If I’m in the same room as a HomePod and I’ve previously asked it to set a timer, I don’t want any other device to respond to the request for how long remains on that timer — regardless of what I’m doing with those other devices. It makes absolutely zero sense.
Revert to Alexa-style voice recognition
Regular readers will know that, since installing the HomePods in our house, we’ve had trouble with Siri recognising that my girlfriend lives there.
The good news? We’ve fixed it. Thanks to a very helpful commenter, I discovered that Jen didn’t have her card set up on her iPhone. Once that was added, Siri accepted that Jen lived with me and has been more responsive to her as a result.
This is silly. How many people have forgotten to set up their contact cards on iOS?
Most people, I’d guess. To my knowledge, it doesn’t form part of the iOS setup process, and Apple never offers a reminder to do so. It’s only when you realise how tightly integrated it is into certain elements of the Apple ecosystem that its importance becomes clear.
You don’t have to do this with Alexa or Google Assistant. They just work and respond to multiple voices. I get that Apple wants to stand by its firm approach to privacy, but the whole ‘recognising different voices’ thing on HomePods is a needless faff.

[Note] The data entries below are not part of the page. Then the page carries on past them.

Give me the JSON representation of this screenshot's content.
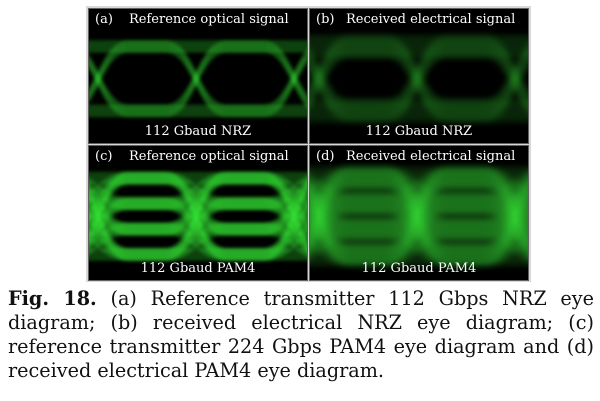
{
  "panels": [
    {
      "letter": "(a)",
      "title": "Reference optical signal",
      "subtitle": "112 Gbaud NRZ",
      "kind": "nrz",
      "noise": "low"
    },
    {
      "letter": "(b)",
      "title": "Received electrical signal",
      "subtitle": "112 Gbaud NRZ",
      "kind": "nrz",
      "noise": "high"
    },
    {
      "letter": "(c)",
      "title": "Reference optical signal",
      "subtitle": "112 Gbaud PAM4",
      "kind": "pam4",
      "noise": "low"
    },
    {
      "letter": "(d)",
      "title": "Received electrical signal",
      "subtitle": "112 Gbaud PAM4",
      "kind": "pam4",
      "noise": "high"
    }
  ],
  "caption": {
    "label": "Fig. 18.",
    "text": "(a) Reference transmitter 112 Gbps NRZ eye diagram; (b) received electrical NRZ eye diagram; (c) reference transmitter 224 Gbps PAM4 eye diagram and (d) received electrical PAM4 eye diagram."
  },
  "colors": {
    "trace": "#3cff3c",
    "background": "#000000"
  }
}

To fix this, the way Siri works on the HomePod needs to be separated from that of the iPhone. On the latter, it makes total sense for it to recognise just one voice — the owner’s — but HomePods should be far less restrictive.
Again, this is a case of Apple trying to be cleverer than anyone wants them to be.
Keep it simple. Please.
Final thought
I think ChatGPT and the rise of AI have caught a lot of big tech companies on the hop — Apple included.

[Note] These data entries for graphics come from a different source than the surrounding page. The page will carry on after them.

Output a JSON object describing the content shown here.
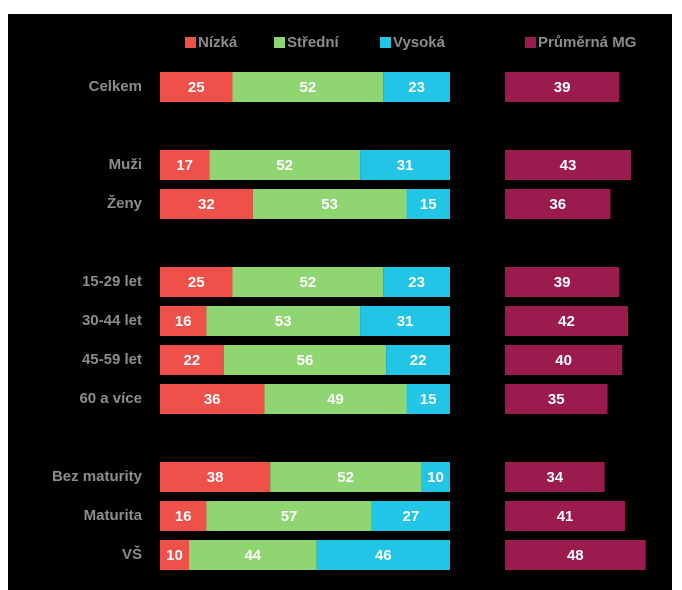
{
  "chart_data": [
    {
      "type": "bar",
      "orientation": "horizontal",
      "stacked": true,
      "categories": [
        "Celkem",
        null,
        "Muži",
        "Ženy",
        null,
        "15-29 let",
        "30-44 let",
        "45-59 let",
        "60 a více",
        null,
        "Bez maturity",
        "Maturita",
        "VŠ"
      ],
      "series": [
        {
          "name": "Nízká",
          "color": "#f0504a",
          "values": [
            25,
            null,
            17,
            32,
            null,
            25,
            16,
            22,
            36,
            null,
            38,
            16,
            10
          ]
        },
        {
          "name": "Střední",
          "color": "#8fd672",
          "values": [
            52,
            null,
            52,
            53,
            null,
            52,
            53,
            56,
            49,
            null,
            52,
            57,
            44
          ]
        },
        {
          "name": "Vysoká",
          "color": "#22c5e5",
          "values": [
            23,
            null,
            31,
            15,
            null,
            23,
            31,
            22,
            15,
            null,
            10,
            27,
            46
          ]
        }
      ]
    },
    {
      "type": "bar",
      "orientation": "horizontal",
      "series": [
        {
          "name": "Průměrná MG",
          "color": "#9b1b4f",
          "values": [
            39,
            null,
            43,
            36,
            null,
            39,
            42,
            40,
            35,
            null,
            34,
            41,
            48
          ]
        }
      ]
    }
  ]
}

Artificial intelligence is the main topic of conversation in tech right now. No one cares about the iPhone, Mac, or the move Apple might make with VR. People are simply excited and scared in equal measure about the potential of services like ChatGPT.
The way in which AI is finally clawing its way into everyday life reveals just how poor systems like Siri are. Anyone can now ask a chatbot to undertake complex research, write accurate code, or provide inspiration for any creative endeavour (or complete it entirely) for free. What’s more, the initial versions of the AI tools we’re witnessing are the worst they’re going to be — and they’re already amazing.
Siri struggles to set an egg timer.
If Siri (and, let’s be honest — every other big tech-backed digital assistant) doesn’t raise its game to at least match the capabilities of AI, it’s in trouble.
I’ll shut up about this for now and see what Apple does next, but I still cannot get over how bad Siri is when you attempt to integrate it into your home. It’s been one of my most disappointing tech experiences in recent memory.